Al avanzar, la rapidez de los hechos sobrepasó los esfuerzos y parte del contagio más ágil sucedió al tener los cuerpos en la calle, siendo destruidos por animales callejeros, quizá esparciendo en el viento el virus, no podría asegurar eso, pero era el consenso general. Ante esos hechos se quemaron los cadáveres y realizaron entierros en fosas enormes, hasta que no hubo alguien que lo pudiera hacer. Fue aquel que era afectado por los hechos el que tomaba cartas por mano propia. Y por mucho tiempo el olor a carne quemada me quitó el apetito. Los gritos de aquellos que clamaban por un final para su sufrimiento se quedaron grabados en los ecos de la noche.
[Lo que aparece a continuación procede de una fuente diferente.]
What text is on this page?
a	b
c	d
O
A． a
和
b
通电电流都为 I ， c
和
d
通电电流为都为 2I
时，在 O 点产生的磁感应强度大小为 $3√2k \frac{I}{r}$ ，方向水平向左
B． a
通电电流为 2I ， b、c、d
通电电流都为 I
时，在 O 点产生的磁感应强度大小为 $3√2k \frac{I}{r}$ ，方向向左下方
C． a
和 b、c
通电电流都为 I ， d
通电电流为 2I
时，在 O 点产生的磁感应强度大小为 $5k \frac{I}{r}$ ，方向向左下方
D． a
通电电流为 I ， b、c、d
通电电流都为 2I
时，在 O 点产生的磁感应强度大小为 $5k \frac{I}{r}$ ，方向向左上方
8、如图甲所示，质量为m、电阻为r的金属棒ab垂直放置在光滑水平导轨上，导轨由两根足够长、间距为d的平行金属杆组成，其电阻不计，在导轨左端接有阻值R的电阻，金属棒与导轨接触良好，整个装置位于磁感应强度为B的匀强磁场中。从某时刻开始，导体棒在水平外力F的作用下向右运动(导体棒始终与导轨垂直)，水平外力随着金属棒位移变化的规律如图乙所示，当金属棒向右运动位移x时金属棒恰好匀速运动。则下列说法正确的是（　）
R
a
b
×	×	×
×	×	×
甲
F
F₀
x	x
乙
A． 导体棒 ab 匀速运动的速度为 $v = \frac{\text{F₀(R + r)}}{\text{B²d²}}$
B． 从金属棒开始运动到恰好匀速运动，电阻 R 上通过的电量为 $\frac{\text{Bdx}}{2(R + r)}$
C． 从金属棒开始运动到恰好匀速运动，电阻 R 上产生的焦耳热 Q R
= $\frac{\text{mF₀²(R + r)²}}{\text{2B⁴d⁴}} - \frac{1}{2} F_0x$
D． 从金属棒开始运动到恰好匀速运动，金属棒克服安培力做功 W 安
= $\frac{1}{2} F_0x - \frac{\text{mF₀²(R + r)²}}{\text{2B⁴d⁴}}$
Si bien no tengo una agenda apretada todos los días, hoy decidí visitar uno de los almacenes más lejanos, tardo cerca de dos horas en llegar, a paso lento. Me gusta descubrir que ha quedado en el camino de los saqueadores. La ciudad está casi desierta, pasas un par de kilómetros para ver otra alma. La extraña sensación de confort en este mundo muerto tiene un efecto calmante, quizá porque los víveres aún no escasean, es que nos miramos de lejos al cruzar caminos, pero no caemos en actos de violencia. Hay suficiente para todos, y eso nos tiene felices. O será que me he cruzado con gente que le da el mismo valor a la vida y prefiere convivir que enfrentarse.

Nunca me casé, y los amores los puedo contar con los dedos de una mano, así que mi apego fue para algunos amigos, mis padres difuntos y mis hermanos alejados. Trato de no pensar en ellos, porque no sé cuánto me afecte el duelo.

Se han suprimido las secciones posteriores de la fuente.